DUSHANBE, January 14, 2016, Asia-Plus – Russia’s Federal Migration Service (FMS) reports that 3.8 percent of Tajik labor migrants left Russia in a month to January 12, 2016. As of January 12, there were 862,321 Tajik migrants in Russia, according to statement released by the FMS. According to the FMS, 4.1 percent of Uzbek labor […]

Asia-Plus

DUSHANBE, January 14, 2016, Asia-Plus – Russia’s Federal Migration Service (FMS) reports that 3.8 percent of Tajik labor migrants left Russia in a month to January 12, 2016.

As of January 12, there were 862,321 Tajik migrants in Russia, according to statement released by the FMS.

According to the FMS, 4.1 percent of Uzbek labor migrants have left Russia over the report period.  As of January 12, there were more than 1.8 millions Uzbek migrants in Russia.

Meanwhile, the number of Kyrgyz nationals staying in Russia has risen 2 percent in a month to January 12, 2016.  553,910 Kyrgyz nationals are currently staying in the Russian Federation.

Kyrgyzstan became a full-fledged member of the Russian-led Eurasian Economic Union (EES) in August 2015 after it formally abolished customs controls along its border with Kazakhstan.

We will recall that an article “Tajikistan: Remittance Values Fall” by Catherine Putz that was posted on

The Diplomat’s

website on January 5 notes that while the value of remittances has indeed fallen, workers are not returning in droves as some feared.

Tajikistan relies heavily on remittances and is Central Asia’s poorest state, therefore concerns were high that remittances would fall and workers would return to a country that didn’t have job for them.  However, workers are not returning in droves as some feared, the article notes.

In 2012, Tajikistan pulled in $3.7 billion in remittances–comprising just over half of the country’s $7.6 billion GDP.  Since, that percentage has fallen but not by much.  The World Bank stated that in 2013, remittances comprised 49 percent of Tajikistan’s GDP.  The expectation was, and remains, that remittances will continue to fall but not as a product of better employment opportunities in Tajikistan but economic downturns in the countries to which Tajiks travel for work.

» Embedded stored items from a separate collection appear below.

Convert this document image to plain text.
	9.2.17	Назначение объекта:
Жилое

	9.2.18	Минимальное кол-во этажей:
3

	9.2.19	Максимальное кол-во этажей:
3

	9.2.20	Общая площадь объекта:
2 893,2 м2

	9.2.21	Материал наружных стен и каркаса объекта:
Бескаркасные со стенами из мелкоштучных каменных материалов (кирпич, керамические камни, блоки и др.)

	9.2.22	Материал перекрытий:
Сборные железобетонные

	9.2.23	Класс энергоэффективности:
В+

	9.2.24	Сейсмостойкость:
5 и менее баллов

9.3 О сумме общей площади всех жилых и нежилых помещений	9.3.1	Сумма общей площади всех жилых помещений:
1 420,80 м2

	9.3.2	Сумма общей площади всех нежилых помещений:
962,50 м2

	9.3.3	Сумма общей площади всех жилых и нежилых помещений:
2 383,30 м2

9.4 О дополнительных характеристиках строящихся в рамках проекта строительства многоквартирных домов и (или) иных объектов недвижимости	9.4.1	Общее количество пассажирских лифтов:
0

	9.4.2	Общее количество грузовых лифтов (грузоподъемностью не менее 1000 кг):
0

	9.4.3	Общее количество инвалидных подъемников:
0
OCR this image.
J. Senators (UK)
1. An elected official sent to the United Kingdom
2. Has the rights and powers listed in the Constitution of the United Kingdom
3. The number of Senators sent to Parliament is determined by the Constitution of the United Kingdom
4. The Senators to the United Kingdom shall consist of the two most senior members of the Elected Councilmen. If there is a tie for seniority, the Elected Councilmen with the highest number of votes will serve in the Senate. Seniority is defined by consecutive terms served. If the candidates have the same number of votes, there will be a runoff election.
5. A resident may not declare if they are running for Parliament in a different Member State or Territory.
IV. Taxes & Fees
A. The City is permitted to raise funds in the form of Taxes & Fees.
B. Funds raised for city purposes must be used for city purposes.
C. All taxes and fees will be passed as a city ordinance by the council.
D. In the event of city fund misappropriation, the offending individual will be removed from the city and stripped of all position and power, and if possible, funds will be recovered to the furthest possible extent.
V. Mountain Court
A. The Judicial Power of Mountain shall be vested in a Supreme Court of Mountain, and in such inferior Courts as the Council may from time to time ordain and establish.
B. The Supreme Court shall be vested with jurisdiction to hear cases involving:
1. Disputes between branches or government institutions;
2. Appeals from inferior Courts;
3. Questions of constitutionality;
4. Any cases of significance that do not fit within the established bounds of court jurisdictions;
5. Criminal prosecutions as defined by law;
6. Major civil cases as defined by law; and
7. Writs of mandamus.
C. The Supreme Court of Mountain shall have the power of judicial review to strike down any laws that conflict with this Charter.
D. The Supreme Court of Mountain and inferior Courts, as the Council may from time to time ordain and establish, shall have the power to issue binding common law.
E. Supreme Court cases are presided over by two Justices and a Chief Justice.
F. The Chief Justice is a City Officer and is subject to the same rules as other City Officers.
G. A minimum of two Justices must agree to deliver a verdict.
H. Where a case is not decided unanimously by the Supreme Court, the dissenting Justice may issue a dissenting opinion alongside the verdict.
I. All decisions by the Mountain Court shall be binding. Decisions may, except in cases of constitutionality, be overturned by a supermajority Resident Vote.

According to the article, this explains the fact that the return migration rate has not exploded–despite the fall in the value of remittances.  The World Bank’s survey, 

Tajikistan Economic Update,

found that the share of migrants returning, which was about 2 percent in May, rose to just over 3 percent by August and then dropped back toward 2 percent in September.